This application claims the benefit of priority under 35 U.S.C. § 119(a) from a Patent Application filed in the Korean Intellectual Property Office on Dec. 4, 2006 and assigned Serial No. 2006-121519, the contents of which are incorporated herein by reference in its entirety.

BACKGROUND OF THE INVENTION

1. Field of the Invention

The present invention relates generally to a backlight unit (BLU) for a flat display device. More particularly, the present invention relates to a BLU using a Light Guide Panel (LGP).

2. Description of the Related Art

A Liquid Crystal Display (LCD) device, which is a representative flat display device, is one of a type of light receiving display devices that do not emit light by themselves. That is, unlike a self light emitting display device, such as a Plasma Display Panel (PDP) or a Field Emission Display (FED), the LCD device is a display device requiring light from the outside. These light receiving display devices typically require a backlight unit (BLU) for uniformly illuminating the entire surface.

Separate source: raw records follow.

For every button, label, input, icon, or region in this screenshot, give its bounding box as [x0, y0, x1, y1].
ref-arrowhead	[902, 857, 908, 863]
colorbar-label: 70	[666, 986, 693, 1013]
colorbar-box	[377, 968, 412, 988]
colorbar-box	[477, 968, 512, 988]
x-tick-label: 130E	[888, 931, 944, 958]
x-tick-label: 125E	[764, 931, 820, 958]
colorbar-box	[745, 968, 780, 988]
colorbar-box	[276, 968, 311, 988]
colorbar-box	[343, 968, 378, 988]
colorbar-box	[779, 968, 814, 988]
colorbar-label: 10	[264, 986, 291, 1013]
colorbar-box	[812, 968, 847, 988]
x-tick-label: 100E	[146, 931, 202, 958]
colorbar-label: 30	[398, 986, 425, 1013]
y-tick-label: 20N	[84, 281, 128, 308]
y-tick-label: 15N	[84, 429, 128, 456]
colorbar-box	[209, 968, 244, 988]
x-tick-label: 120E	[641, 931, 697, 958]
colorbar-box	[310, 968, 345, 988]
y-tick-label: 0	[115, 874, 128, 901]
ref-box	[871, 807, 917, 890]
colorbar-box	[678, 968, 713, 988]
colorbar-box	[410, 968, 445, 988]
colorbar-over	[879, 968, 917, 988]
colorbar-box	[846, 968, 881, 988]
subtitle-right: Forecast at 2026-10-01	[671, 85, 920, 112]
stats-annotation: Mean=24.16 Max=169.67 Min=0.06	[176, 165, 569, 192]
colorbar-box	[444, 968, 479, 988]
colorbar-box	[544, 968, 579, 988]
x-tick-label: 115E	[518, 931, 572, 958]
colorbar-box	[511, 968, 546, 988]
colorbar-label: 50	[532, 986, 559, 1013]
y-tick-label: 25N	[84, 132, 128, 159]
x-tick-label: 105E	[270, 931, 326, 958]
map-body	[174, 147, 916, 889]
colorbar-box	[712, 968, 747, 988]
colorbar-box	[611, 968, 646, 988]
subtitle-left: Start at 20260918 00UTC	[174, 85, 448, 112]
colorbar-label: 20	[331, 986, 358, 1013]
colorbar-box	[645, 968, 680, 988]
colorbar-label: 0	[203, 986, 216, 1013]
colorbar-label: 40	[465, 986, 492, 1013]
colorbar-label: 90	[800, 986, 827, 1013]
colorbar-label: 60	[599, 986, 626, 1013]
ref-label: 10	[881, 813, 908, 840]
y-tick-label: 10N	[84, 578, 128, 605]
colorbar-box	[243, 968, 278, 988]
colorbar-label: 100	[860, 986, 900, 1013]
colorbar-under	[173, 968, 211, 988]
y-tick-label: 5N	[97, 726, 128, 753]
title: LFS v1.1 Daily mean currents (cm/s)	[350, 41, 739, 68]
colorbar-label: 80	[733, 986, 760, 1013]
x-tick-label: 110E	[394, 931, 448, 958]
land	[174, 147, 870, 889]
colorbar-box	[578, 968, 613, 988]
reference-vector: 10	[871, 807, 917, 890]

FIG. 1 is a side view of a conventional BLU 100. Referring to FIG. 1, the BLU 100 includes a reflecting panel 140, a light source 130, a Light Guide Panel (LOP) 110, first and second diffusing panels 150 and 180, and first and second prism sheets 160 and 170. In the shown coordinates, a 7-axis is parallel to an illumination direction of the BLU 100 (in other words, parallel to a normal of an upper surface 114 of the LGP 110), an X-axis is parallel to a traveling direction of light output from the light source 130, and a Y-axis is parallel to a direction perpendicular to both the X-axis and the Z-axis.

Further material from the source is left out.